= Panagiotis Sophianopoulos =

Greek doctor and rebel (c. 1786–1856)

Panagiotis Sophianopoulos (c. 1786, Sopoto, Kalavryta – 1856, Syros) was a Greek medical doctor, a member of the "Society of Friends" and a fighter during the Greek rebellion of 1821. He was also a publisher, a politician and a supporter of liberal opinions. He was excoriated and sent to jail because of his actions and ideas.

== Biography ==

=== Pre-revolution period ===
Sophianopoulos was born in Sopoto of Kalavryta in about 1786 and originates from Constantinople. He studied medicine first in Italy and then in Paris, while in 1813 he returned to the Peloponnese where he worked as a doctor in Patras and Lagadia, gaining considerable fame. In 1819 he was initiated by Aristides Papa into the Society of Friends, in which he was active with the rank of apostle.

=== In the revolution ===
With the outburst of the Greek Revolution he served as a doctor in the revolutionary troops. During the first period of the revolution he followed Dimitrios Ipsilantis, while later he served as secretary to Yannis Gouras and advisor to I. Kolettis. In the civil war he sided with the government forces, even accompanying the Rumeliotian troops in their campaign against the Peloponnese at the end of 1824. For his action during that period, Sophianopoulos received many accusations which include among other the torture of Sotiris Notaras, the priest Joachim during the raid on Gastouni (the seat of George Sisinis) and the Paleon Patron Yiermanos.
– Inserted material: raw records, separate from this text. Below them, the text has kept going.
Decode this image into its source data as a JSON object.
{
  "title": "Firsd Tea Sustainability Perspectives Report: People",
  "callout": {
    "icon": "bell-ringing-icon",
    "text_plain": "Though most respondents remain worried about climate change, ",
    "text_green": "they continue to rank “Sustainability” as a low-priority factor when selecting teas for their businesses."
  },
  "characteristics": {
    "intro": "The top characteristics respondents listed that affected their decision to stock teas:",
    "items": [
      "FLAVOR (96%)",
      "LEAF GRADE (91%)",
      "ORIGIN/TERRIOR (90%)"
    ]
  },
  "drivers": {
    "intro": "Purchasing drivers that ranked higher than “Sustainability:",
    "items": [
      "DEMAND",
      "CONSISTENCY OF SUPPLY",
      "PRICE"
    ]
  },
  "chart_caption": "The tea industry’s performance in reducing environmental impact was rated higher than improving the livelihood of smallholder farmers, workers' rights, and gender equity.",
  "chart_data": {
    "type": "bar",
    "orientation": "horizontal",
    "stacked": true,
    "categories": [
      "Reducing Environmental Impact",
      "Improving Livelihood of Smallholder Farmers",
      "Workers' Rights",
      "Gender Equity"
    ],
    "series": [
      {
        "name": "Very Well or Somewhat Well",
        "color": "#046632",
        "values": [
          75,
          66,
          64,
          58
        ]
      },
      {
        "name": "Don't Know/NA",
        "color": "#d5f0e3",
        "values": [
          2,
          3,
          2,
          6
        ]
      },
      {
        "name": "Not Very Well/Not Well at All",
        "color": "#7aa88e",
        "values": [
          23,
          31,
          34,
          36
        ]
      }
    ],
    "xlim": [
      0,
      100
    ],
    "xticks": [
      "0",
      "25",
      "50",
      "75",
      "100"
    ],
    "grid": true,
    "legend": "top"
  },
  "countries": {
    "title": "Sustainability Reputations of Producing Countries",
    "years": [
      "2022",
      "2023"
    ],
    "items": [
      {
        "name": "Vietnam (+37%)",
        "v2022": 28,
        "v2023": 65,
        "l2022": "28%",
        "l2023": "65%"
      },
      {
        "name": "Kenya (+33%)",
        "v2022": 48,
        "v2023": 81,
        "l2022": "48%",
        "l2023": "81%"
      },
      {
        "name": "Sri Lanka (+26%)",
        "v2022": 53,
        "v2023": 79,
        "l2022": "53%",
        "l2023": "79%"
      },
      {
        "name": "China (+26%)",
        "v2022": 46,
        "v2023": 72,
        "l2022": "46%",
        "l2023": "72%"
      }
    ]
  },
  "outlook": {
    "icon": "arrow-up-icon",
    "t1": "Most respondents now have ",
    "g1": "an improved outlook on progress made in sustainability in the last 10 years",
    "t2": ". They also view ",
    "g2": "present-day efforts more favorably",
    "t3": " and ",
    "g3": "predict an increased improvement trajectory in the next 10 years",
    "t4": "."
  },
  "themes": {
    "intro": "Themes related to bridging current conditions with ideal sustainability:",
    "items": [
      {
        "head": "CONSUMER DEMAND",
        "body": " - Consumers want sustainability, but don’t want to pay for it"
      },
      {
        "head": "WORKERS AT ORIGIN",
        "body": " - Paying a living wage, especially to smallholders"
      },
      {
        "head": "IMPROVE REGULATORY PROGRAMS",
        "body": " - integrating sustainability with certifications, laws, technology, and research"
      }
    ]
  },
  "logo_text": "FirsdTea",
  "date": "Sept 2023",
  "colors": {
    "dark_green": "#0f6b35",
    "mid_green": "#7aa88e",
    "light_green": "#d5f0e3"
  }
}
=== Within the framework of the Greek State ===
From 1826 to 1832 he lived in France where he was influenced by the progressive ideas of Saint-Simon and Fourier. He returned to Greece and in 1834 he settled in Athens, and that same year he was appointed doctor in Locris and Phocis. In the following years he published the journal "Progress" (weekly or fortnightly, published from July 1836 to 1854) and the newspapers Socrates (1838-1848) and New World (1849-1854). In 1842 he reprinted the translations of Korais concerning Cesare Becaria's work "On Offences and Penalties and the Complete Works of Isocrates".

The modernist ideas of Sofianopoulos provoked the reaction of the social elite and the Church. Due to the fact that he published articles that violated the Press Law, he was involved in several legal disputes. Indeed, in 1838, because of an article in issue 25 of the Proodos which was considered to be directed against King Otto and the government, he was sentenced to a seven-month imprisonment and a fine of 500 drachmas. After his appeal was dismissed he served his sentence in the prisons of Athens and Nafplio. Later, in May 1844, the Holy Synod excommunicated his book "The Evangelism of progress" on the grounds that it contained expressions offensive to the doctrine of orthodoxy, the Holy Spirit and the Virgin Mary.

Sofianopoulos was also involved in politics, as in the summer of 1845 he was a candidate with the party of Kolettis in the by-elections of the Kalavryta region, where although he managed to be elected he never exercised his duties as in October of the same year the elections were cancelled. He died in Syros in 1856 shortly after his release from the Anglo-French occupation forces. His brother was Nikoletus, a fighter of 1821 and his descendant was the politician Ioannis Sofianopoulos.

==Views==

In his articles Sophianopoulos turned against the powerful of the earth, accusing them of never caring for the people. For society he argued that it should be formed as a companion society, the purpose of which would be to transform the state into a companion constitutional organization that would satisfy the needs of the people, solve their living and educational needs and make them happy as the Executive power of the ruling people would have factories, shops and schools of agriculture, chowkers. ..and in general industrial factories of all those crafts which were and are invented for the multiplication, perfection and increase of the natural and rational powers of man.

Sofianopoulos, who is considered the first Greek feminist, argued that the differences between women and men, which were inspired by superstition and hypocrisy, should be abolished:"Women need to govern human societies together with men".